Re: [PATCH] x86: use clang builtins to read and write eflags

From: Andy Lutomirski
Date: Mon Sep 14 2020 - 18:02:57 EST


On Mon, Sep 14, 2020 at 2:05 PM Nick Desaulniers
<ndesaulniers@xxxxxxxxxx> wrote:
>
> (Bill, please use `./scripts/get_maintainer.pl <patchfile>` to get the
> appropriate list of folks and mailing lists to CC)
>
> On Thu, Sep 3, 2020 at 8:06 AM Andy Lutomirski <luto@xxxxxxxxxx> wrote:
> >
> > So with my selftests hat on, the inline asm utterly sucks. Trying to
> > use pushfq / popfq violates the redzone and requires a gross hack to
> > work around. It also messes up the DWARF annotations. The kernel
> > gets a free pass on both of these because we don't use a redzone and
> > we don't use DWARF.
>
> Sorry, I don't fully understand:
> 1. What's the redzone?

Userspace ABI. x86_64 userspace is allowed to use 128 bytes below RSP.

> 2. How does pushfq/popfq violate it?

It clobbers a stack slot owned by the compiler.

> 3. What is the "gross hack"/"workaround?" (So that we might consider
> removing it if these builtins help).

Look in tools/testing/selftests/x86/helpers.h. I have a patch to
switch to the builtins.

> 4. The kernel does use DWARF, based on configs, right?

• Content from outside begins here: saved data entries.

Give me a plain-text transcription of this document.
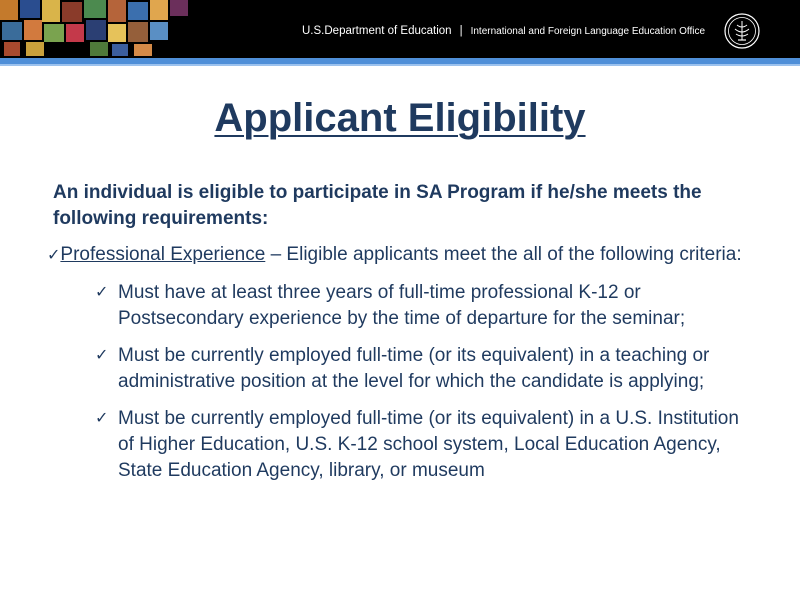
U.S.Department of Education | International and Foreign Language Education Office
Applicant Eligibility

An individual is eligible to participate in SA Program if he/she meets the following requirements:

✓Professional Experience – Eligible applicants meet the all of the following criteria:

✓ Must have at least three years of full-time professional K-12 or Postsecondary experience by the time of departure for the seminar;
✓ Must be currently employed full-time (or its equivalent) in a teaching or administrative position at the level for which the candidate is applying;
✓ Must be currently employed full-time (or its equivalent) in a U.S. Institution of Higher Education, U.S. K-12 school system, Local Education Agency, State Education Agency, library, or museum
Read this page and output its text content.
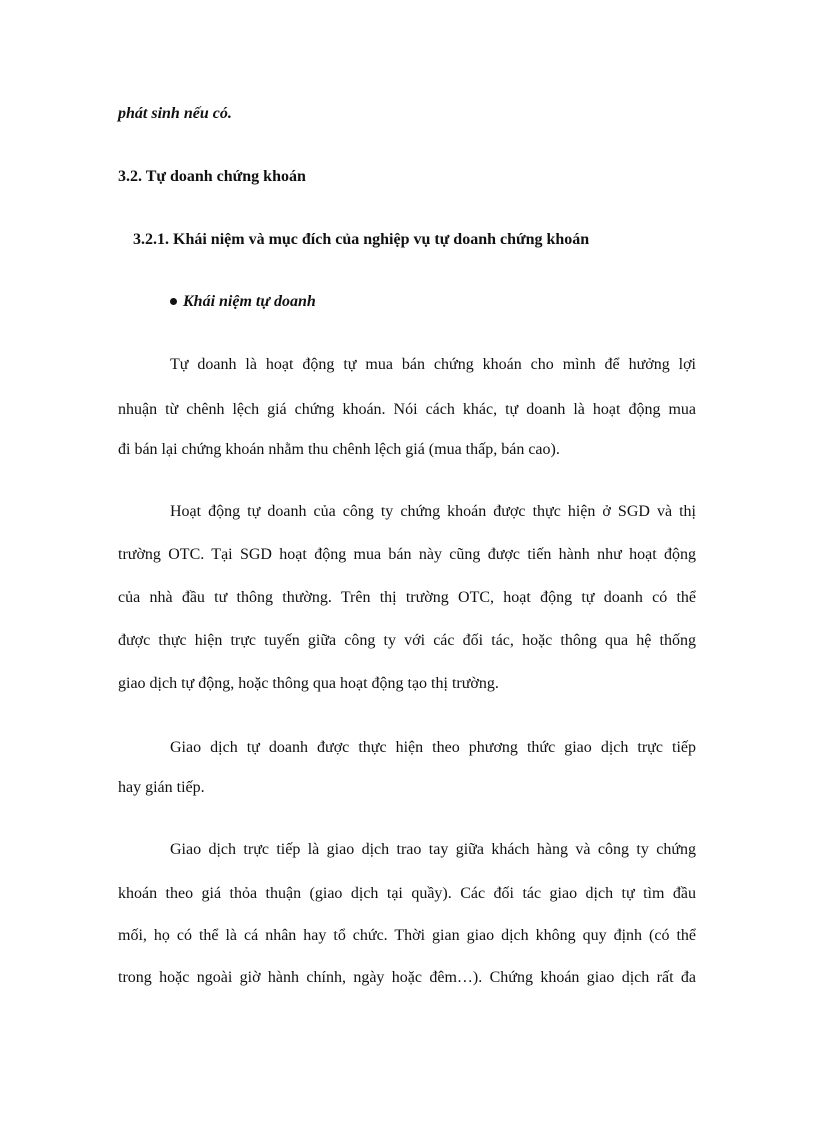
phát sinh nếu có.
3.2. Tự doanh chứng khoán
3.2.1. Khái niệm và mục đích của nghiệp vụ tự doanh chứng khoán
Khái niệm tự doanh
Tự doanh là hoạt động tự mua bán chứng khoán cho mình để hưởng lợi
nhuận từ chênh lệch giá chứng khoán. Nói cách khác, tự doanh là hoạt động mua
đi bán lại chứng khoán nhằm thu chênh lệch giá (mua thấp, bán cao).
Hoạt động tự doanh của công ty chứng khoán được thực hiện ở SGD và thị
trường OTC. Tại SGD hoạt động mua bán này cũng được tiến hành như hoạt động
của nhà đầu tư thông thường. Trên thị trường OTC, hoạt động tự doanh có thể
được thực hiện trực tuyến giữa công ty với các đối tác, hoặc thông qua hệ thống
giao dịch tự động, hoặc thông qua hoạt động tạo thị trường.
Giao dịch tự doanh được thực hiện theo phương thức giao dịch trực tiếp
hay gián tiếp.
Giao dịch trực tiếp là giao dịch trao tay giữa khách hàng và công ty chứng
khoán theo giá thỏa thuận (giao dịch tại quầy). Các đối tác giao dịch tự tìm đầu
mối, họ có thể là cá nhân hay tổ chức. Thời gian giao dịch không quy định (có thể
trong hoặc ngoài giờ hành chính, ngày hoặc đêm…). Chứng khoán giao dịch rất đa
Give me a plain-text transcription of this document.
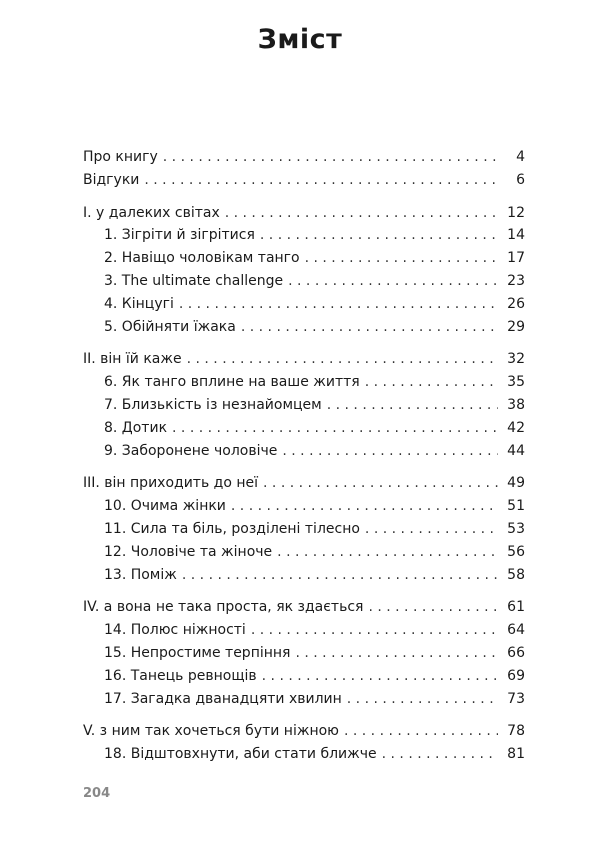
Зміст
Про книгу . . .	4
Відгуки . . .	6
I. у далеких світах . . .	12
1. Зігріти й зігрітися . . .	14
2. Навіщо чоловікам танго . . .	17
3. The ultimate challenge . . .	23
4. Кінцугі . . .	26
5. Обійняти їжака . . .	29
II. він їй каже . . .	32
6. Як танго вплине на ваше життя . . .	35
7. Близькість із незнайомцем . . .	38
8. Дотик . . .	42
9. Заборонене чоловіче . . .	44
III. він приходить до неї . . .	49
10. Очима жінки . . .	51
11. Сила та біль, розділені тілесно . . .	53
12. Чоловіче та жіноче . . .	56
13. Поміж . . .	58
IV. а вона не така проста, як здається . . .	61
14. Полюс ніжності . . .	64
15. Непростиме терпіння . . .	66
16. Танець ревнощів . . .	69
17. Загадка дванадцяти хвилин . . .	73
V. з ним так хочеться бути ніжною . . .	78
18. Відштовхнути, аби стати ближче . . .	81
204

Indeed, but user code in the kernel tree (e.g. selftests) does.

> #ifdef CONFIG_X86_64
> #define __read_eflags __builtin_ia32_readeflags_u64
> #define __write_eflags __builtin_i32_writeeflags_u64
> #else
> #define __read_eflags __builtin_ia32_readeflags_u32
> #define __write_eflags __builtin_i32_writeeflags_u32
> #endif

Looks reasonable to me.

>
> Which would be concise. For smap_save() we can use clac() and stac()
> which might be nicer than `asm goto` (kudos for using `asm goto`, but
> plz no more). :^P Also, we can probably cleanup the note about GCC <
> 4.9 now. :)

I find it a bit implausible that popfq is faster than a branch, so the
smap_restore() code seems suboptimal. For smap_save(), I'm not sure
what's ideal, but the current code seems fine other than the bogus
constraint.

> > > Clang chooses the most general constraint when multiple constraints
> > > are specified. So it will use the stack when retrieving the flags.
> >
> > I haven't looked at clang's generated code to see if it's sensible
> > from an optimization perspective, but surely the kernel code right now
> > is genuinely wrong. GCC is free to omit the frame pointer and
> > generate a stack-relative access for the pop, in which case it will
> > malfunction.
>
> Sorry, this is another case I don't precisely follow, would you mind
> explaining it further to me please?

The compiler is permitted (and expected!) to instantiate an m
constraint as something like offset(%rsp). For example, this:

unsigned long bogus_read_flags(void)
{
unsigned long ret;
asm volatile ("pushfq\n\tpopq %0" : "=m" (ret));
return ret;
}

compiles to:

pushfq
popq -8(%rsp)
movq -8(%rsp), %rax
ret

which is straight-up wrong. Changing it to "=rm" gives:

pushfq
popq %rax
ret

which is correct, but this only works because gcc politely chose the r
option instead of the m option. clang chooses poorly and gives:

read_flags:
pushfq
popq -8(%rsp)
movq -8(%rsp), %rax
retq

which is wrong. I filed a clang bug:

https://bugs.llvm.org/show_bug.cgi?id=47530

but the kernel is buggy here -- clang is within its rights to generate
the bogus sequence above. Bill's email was IMO rather obfuscated, and
I assume this is what he meant.

Of course, clang unhelpfully generates poor code for the builtin, too:

nice_read_eflags:
pushq %rbp
movq %rsp, %rbp
pushfq
popq %rax
popq %rbp
retq

I filed a bug for that, too:

https://bugs.llvm.org/show_bug.cgi?id=47531

So we at least need to fix the bogus "=rm", and we should seriously
consider using the builtin.